Ah, high school memories. Let's not forget the ever-present specter of nuclear warfare—a threat that, despite its destructive potential, has been largely relegated to the background. Remember what I said about what it was like in my teenage years? None of that has changed. With thousands of nuclear weapons globally, the prospect of a nuclear war, accidental or intentional, is not merely a product of Cold War-era paranoia. That shit is still around and it could still destroy us, several times over. But no, we're worried about AI.
As we engage with the 'AI Apocalypse' discourse, we must remember that this narrative is fundamentally based on a potential future, one that we can shape and guide with prudent policies and ethical AI practices. Sort of like the Ghost of Christmas Future (these are but the shadows of things that might be). In contrast, climate change, authoritarianism, and nuclear warfare are not potential threats—they are current realities. They are issues we've had decades to address and, for a multitude of reasons, have fallen short. And now, suddenly, because we have these amazing Large Language Models (LLMs), AI art generators, etc, we panic. Oh, and somehow, we'll solve that problem if we pause development for six months.
Wait! What about all those other things?
While it's crucial to ponder, debate, and otherwise prepare for the challenges AI might present in the future, it's equally important to ensure that this doesn't distract us from the pressing problems of the present. The stakes are enormous, and the clock is ticking. And we, as a species, are so easily distracted.
As I said in an earlier post, modern AI is a marvel that has given each and every one of us superpowers. We have big problems to solve. Massive problems. Huge scary problems. And now, we have just been handed tools that extend our capacity to imagine alternate futures and to create solutions that were previously beyond us.
Take climate change, for starters, where AI is integral in forecasting climatic patterns, identifying areas most vulnerable to climate change, and innovating renewable energy sources. AI algorithms can optimize the grid management of renewable energy and predict energy demand. Machine learning models can help understand climate patterns and improve the accuracy of climate models and, if we're lucky and they are willing to look up, guide policymakers to make more informed decisions.
We just went through a pandemic. Well, AI can accelerate drug discovery (and has). Just a few days ago, it was announced that a new antibiotic to fight resistant "superbugs" was discovered using AI. That's because AI algorithms can analyze vast amounts of data to detect patterns of disease spread and offer predictive analytics, enabling faster responses. What had taken years can sometimes be done in days.
In the political realm, AI has the potential to enhance decision-making processes, predict conflict areas, and streamline public services. On the issue of nuclear war, while AI can't directly prevent it, it can help in monitoring compliance with nuclear treaties, provide simulations of potential conflict scenarios, and analyze geopolitical data to anticipate and potentially deescalate tensions.

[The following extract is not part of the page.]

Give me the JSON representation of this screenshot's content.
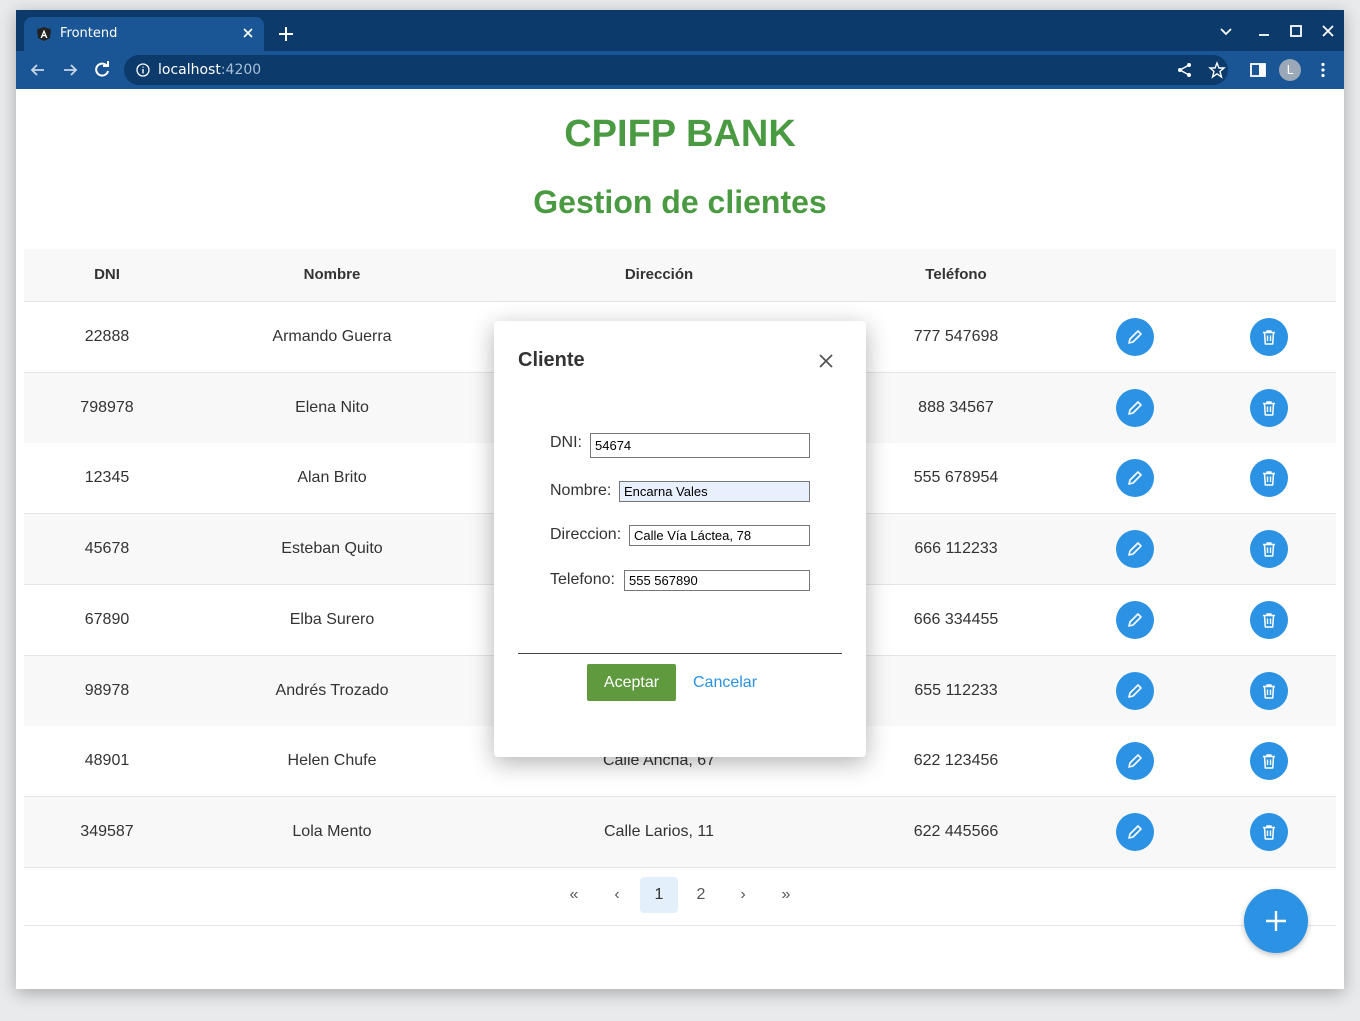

We've got big problems; problems so large that decades have passed and we're still working on answers. AI is a tool, and one that (at the risk of repeating myself too many times) grants us a kind of superpower. Sure, let's continue the dialogue on AI's potential risks, but let's also tone down the panic and doomsday scenarios. As Uncle Ben told Peter Parker, "With great power, comes great responsibility." Our responsibility is to use that power for good, not to throw it away in some great memetic panic.
Our future—AI or otherwise—depends on it.